– The Romanian-French co-production follows a gay architect whose life unravels after an unexpected death
Ionuţ Vişan and Vlad Ionuţ Popescu in We Won’t Get Old Together
After his feature debut Monsters. world-premiered in the Berlinale’s Forum in 2019, Romanian writer-director Marius Olteanu is now in the final stages of post-production on his sophomore feature, We Won’t Get Old Together, a rare Romanian LGBTQ+ feature. The project is being produced by Oana Bujgoi Giurgiu through Point Film (Romania) and Martine Vidalenc through Midralgar (France).
Set during the summer of 2020, the screenplay follows Radu (Ionuţ Vișan), a 40-year-old architect awaiting the results of a medical investigation that could change his life. Caught between two relationships, he becomes embroiled in the aftermath of the death of his younger lover’s former partner, navigating bureaucracy, prejudice and his own fears while trying to rebuild his life. Eugen Jebeleanu (director of Poppy Field), Vlad Ionuţ Popescu, Alexandru Potocean (Monsters., Poppy Field), Nicoleta Hâncu (The New Year That Never Came), Cendana Trifan (Sorella di Clausura) and Emanuel Pârvu (director of Three Kilometres to the End of the World) round out the main cast.
Produced on a budget of just over €1m, approximately half of which came from the Romanian National Film Centre, the film was shot over 26 days in Bucharest. The project also received support from Creative Europe MEDIA, took part in Cinelink Industry Days and the Baltic Event Co-Production Market, and won the Works in Progress Award at this year’s Transilvania International Film Festival. Laurențiu Răducanu serves as director of photography.
Although inspired by a thoroughly documented real case from 2020, Olteanu stresses that We Won’t Get Old Together is a work of fiction. At the same time, he sees it as “a manifestation of the need for equality”. For context, Romania remains one of the few European Union member states that offers no legal recognition whatsoever to same-sex couples, a reality that forms the backdrop to the film. “It is incredible that, in 2026, people are denied the right to visit their loved one in hospital or to arrange their funeral simply because of their sexual orientation. Equally shocking is that someone who is, in every meaningful sense, part of a family is denied the right to be recognised and treated as such, simply because the majority clings to a narrow, restrictive definition,” Olteanu explains.
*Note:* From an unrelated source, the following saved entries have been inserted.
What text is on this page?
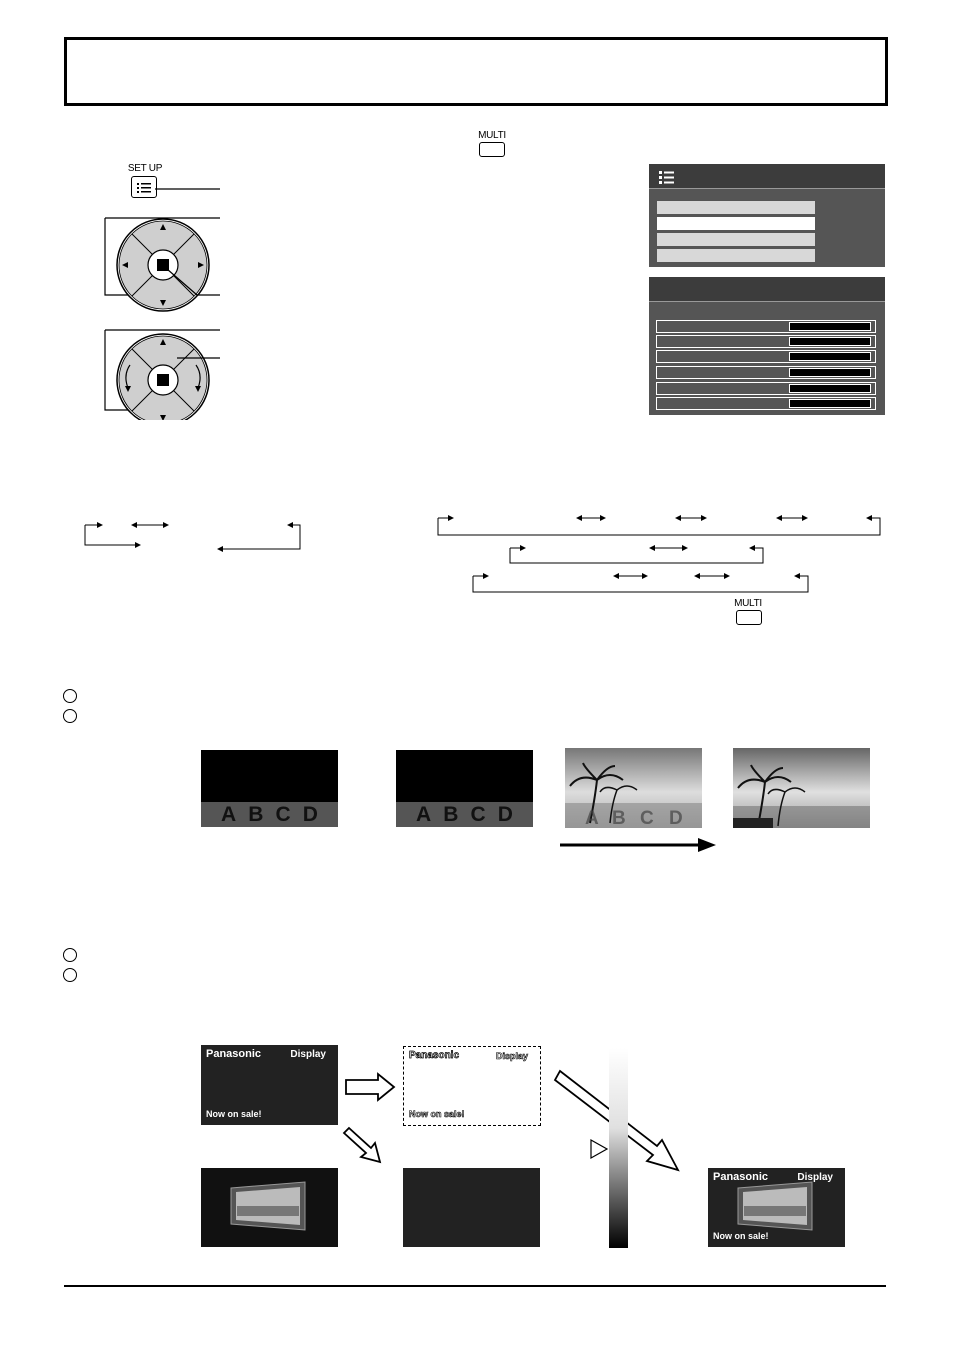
MULTI
SET UP
MULTI
A B C D	A B C D	A B C D
Panasonic	Display
Now on sale!
Panasonic	Display
Now on sale!
Panasonic	Display
Now on sale!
The director also says that, beyond its social dimension, the film is “first and foremost about love, about the need to be loved and accepted”. Olteanu also insists that there is hope in his film. “There is the attempt to become a better person. There is humour, there is absurdity, and above all I believe there is a need to connect authentically with another person. There is hope there, too, like a plastic punnet of raspberries on a market stall in the 40-degree heat,” Olteanu explains, referring to a scene in the film.
We Won’t Get Old Together will be released in Romanian cinemas in 2027.